Montados en jacas colinas, los que ayer nos
daban habas hoy nos gritan con voz ronca para que en comitiva recorramos un
embudo empalado con final extraño. Me
veo entre estrechos muros encalados y rodeado de otros hermanos de manada,
acompañados todos por nuestros compañeros sin hombría, esos a los que cuelgan
enormes campanas de sonido hondo que nos incitan a no separarnos de ellos.
Se abren las paredes, por recias puertas que
dan paso a otras, mientras los grandes bueyes desaparecen para dejarme solo frente
a un angosto pasillo que se oscurece mientras deambulo en corta procesión hasta
el final. Un golpe seco cierra mi retaguardia, y de repente aquello se mueve.
Una ligera corriente de viento que entra por los huecos de aquella caja me
sugiere que me muevo sin andar, que avanzo en un viaje sin retorno lejos del
vallado que cercó mi vida.
Me detengo en el camino. Se abre la puerta
que me libera del oscuro cajón para encontrarme en un lugar perdido. Bebo agua.
La extraño. Huele raro y por mis oídos entran sonidos que nunca jamás escuché.
Me siento desconocido.
Vengo de amarillos suelos, agostados por
calores olor a Sevilla, y ahora estoy sobre suelo duro y mojado. Inquieto, se
abren puertas y reconozco al fondo la figura de otros hermanos, aquellos de los
que me separé pero que nunca tuve duda de que estaban cerca.
Desorientados esperamos a que pase algo. Por
encima de nosotros, se asoman los brazos agitados de hombres que nos señalan
con ensaño. Nos miran. Hablan. Un buey que rumia tranquilo en el corral
contiguo me susurra que llegó la hora.
– ¿Qué hora? – Pregunté con apremio. La duda
me embarcaba con impaciencia.
– La tuya.
De manera inexplicable, un sentimiento
interior me aclaró la sospecha. Porque sí, soy toro, toro bravo de lidia…
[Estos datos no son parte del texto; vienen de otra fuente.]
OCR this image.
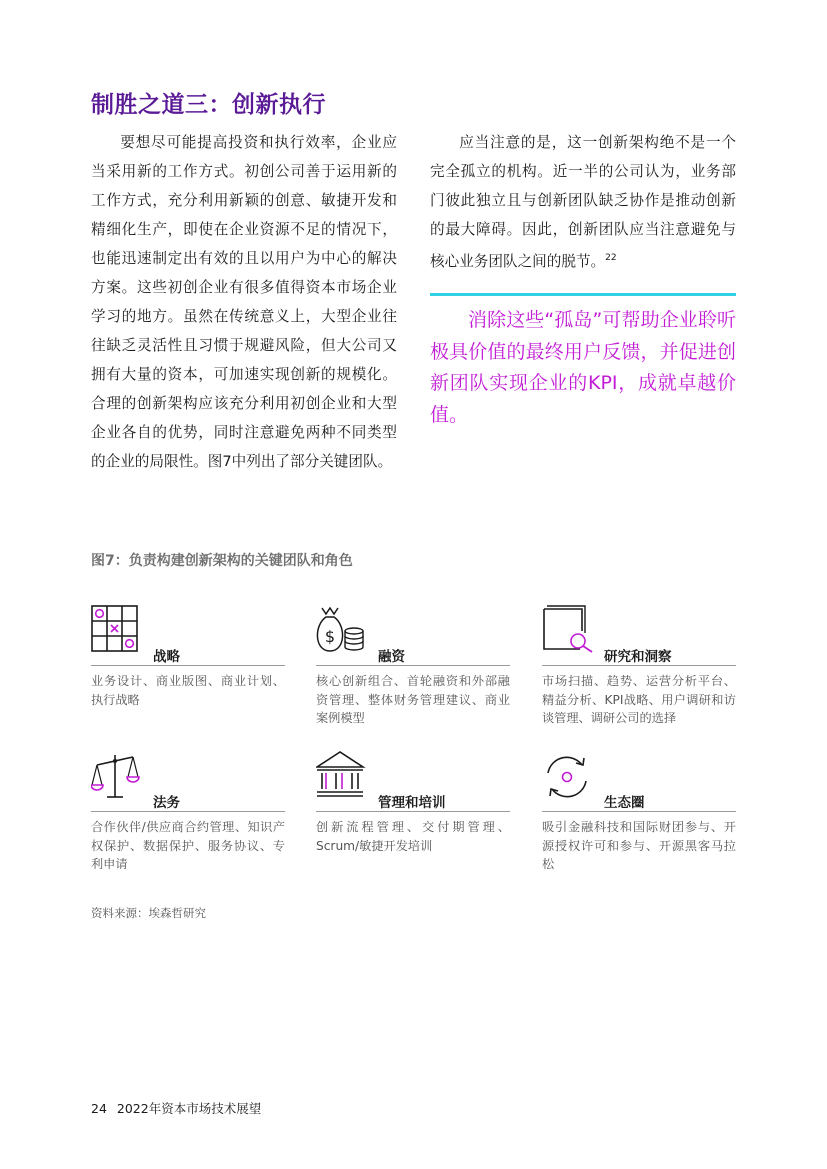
制胜之道三：创新执行

要想尽可能提高投资和执行效率，企业应当采用新的工作方式。初创公司善于运用新的工作方式，充分利用新颖的创意、敏捷开发和精细化生产，即使在企业资源不足的情况下，也能迅速制定出有效的且以用户为中心的解决方案。这些初创企业有很多值得资本市场企业学习的地方。虽然在传统意义上，大型企业往往缺乏灵活性且习惯于规避风险，但大公司又拥有大量的资本，可加速实现创新的规模化。合理的创新架构应该充分利用初创企业和大型企业各自的优势，同时注意避免两种不同类型的企业的局限性。图7中列出了部分关键团队。

应当注意的是，这一创新架构绝不是一个完全孤立的机构。近一半的公司认为，业务部门彼此独立且与创新团队缺乏协作是推动创新的最大障碍。因此，创新团队应当注意避免与核心业务团队之间的脱节。$^{22}$

消除这些“孤岛”可帮助企业聆听极具价值的最终用户反馈，并促进创新团队实现企业的KPI，成就卓越价值。

图7：负责构建创新架构的关键团队和角色

战略

业务设计、商业版图、商业计划、执行战略

$
融资

核心创新组合、首轮融资和外部融资管理、整体财务管理建议、商业案例模型

研究和洞察

市场扫描、趋势、运营分析平台、精益分析、KPI战略、用户调研和访谈管理、调研公司的选择

法务

合作伙伴/供应商合约管理、知识产权保护、数据保护、服务协议、专利申请

管理和培训

创新流程管理、交付期管理、Scrum/敏捷开发培训

生态圈

吸引金融科技和国际财团参与、开源授权许可和参与、开源黑客马拉松

资料来源：埃森哲研究

24 2022年资本市场技术展望
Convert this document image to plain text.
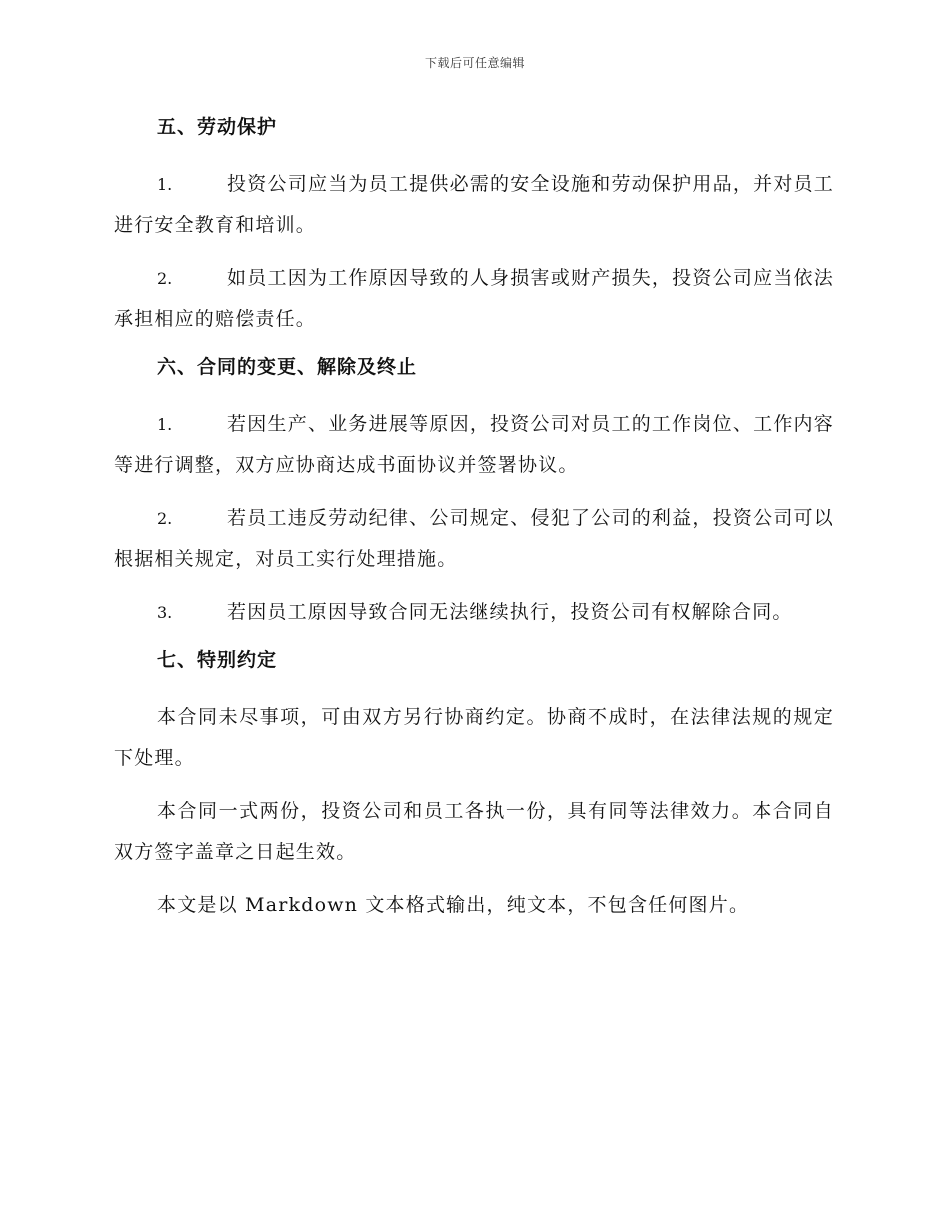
下载后可任意编辑
五、劳动保护

1.	投资公司应当为员工提供必需的安全设施和劳动保护用品，并对员工进行安全教育和培训。

2.	如员工因为工作原因导致的人身损害或财产损失，投资公司应当依法承担相应的赔偿责任。

六、合同的变更、解除及终止

1.	若因生产、业务进展等原因，投资公司对员工的工作岗位、工作内容等进行调整，双方应协商达成书面协议并签署协议。

2.	若员工违反劳动纪律、公司规定、侵犯了公司的利益，投资公司可以根据相关规定，对员工实行处理措施。

3.	若因员工原因导致合同无法继续执行，投资公司有权解除合同。

七、特别约定

本合同未尽事项，可由双方另行协商约定。协商不成时，在法律法规的规定下处理。

本合同一式两份，投资公司和员工各执一份，具有同等法律效力。本合同自双方签字盖章之日起生效。

本文是以 Markdown 文本格式输出，纯文本，不包含任何图片。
Asumí mi destino. No hicieron falta palabras
para comprender el camino.
Sin darme cuenta, admitiendo mi sino, acaban
mis terciadas carnes en un habitáculo negro esperando en silencio. Esperando mi
muerte, la que asumo con la grandeza que me dio Dios desde el día que nací en
Zahariche.
Tras sonar cinco veces los clarines, el
cerrojo que me secuestra golpea con dureza la puerta que, abriéndose, me libera
a un pasillo donde su final ciega de luz mis ojos ávidos de lucha. Estoy
ansioso. Mi sangre es fuego y mi cuerpo sale a un redondel que se torna campo
de batalla, con tintes a lienzo y a pentagrama.
Me llaman. Capa de color rosa que mi vista
intuye, gris la veo, y su movimiento destapa embestidas que mi ser llevaba
dentro.
En cada arremetida, siento como cada uno de
los músculos de mi cuerpo se encienden con ira, necesito cornear ese ligero
trapo, y cuando parece que llego a él, me freno.
Un caballo vestido con voluminoso traje
irrumpe en el ruedo. Me lanzo contra él descargando mi rabia pero un golpe
penetra en mis carnes. Cuanto más derroto contra este muro, más golpes noto
sobre mi. Y al irme, huelo a sangre, rojo líquido que brota sobre mi cuello.
Después, hombres descubiertos llaman mi
atención. Me arranco y clavan palos sobre mí. Yo, listo y orientado, les corto
terreno con intención de atraparlos.
Tras breve tiempo, un fino cuerpo me llama,
me hace embestir varias veces a una tela y cuando advierte mi condición,
impulsa embestidas sobre el pitón derecho que son jaleadas por un bullicioso
ambiente de admiración, que finalizan en otras donde el cuerpo se antepone al
engaño de tela, el cual a mi paso barre mi lomo enloqueciendo de pasión a las
masas. Así cuatro veces.
Sin duda, estaba ante un dios.
De repente se callan todos. No se oye un
alma. La esbelta figura se perfila muy cerca, y delante de mi. Me enseña la
oscura tela y tras un golpe seco del paño ante mis ojos, se abalanza lentamente
sobre mi cuerpo, sintiendo centímetro a centímetro como un escalofrío me atraviesa.
Me da tiempo a lanzar un derrote seco con el derecho, y consigo penetrar mi
gordo pitón por la estrecha ingle. El cuerpo cuelga un palmo del suelo y lo
hago girar hasta que se derrumba en el piso cayendo de cabeza bajo mis pies.
Me lanzan un engaño al que sigo, dejando que
se lleven al hombre yacente del que mana un reguero de roja sangre.
Yo, mortalmente herido, siento la llamada de
mi destino y me voy al cobijo de las tablas hasta que las patas se doblan y me
hacen caer al suelo.
Se cierran mis ojos. Me llaman Islero.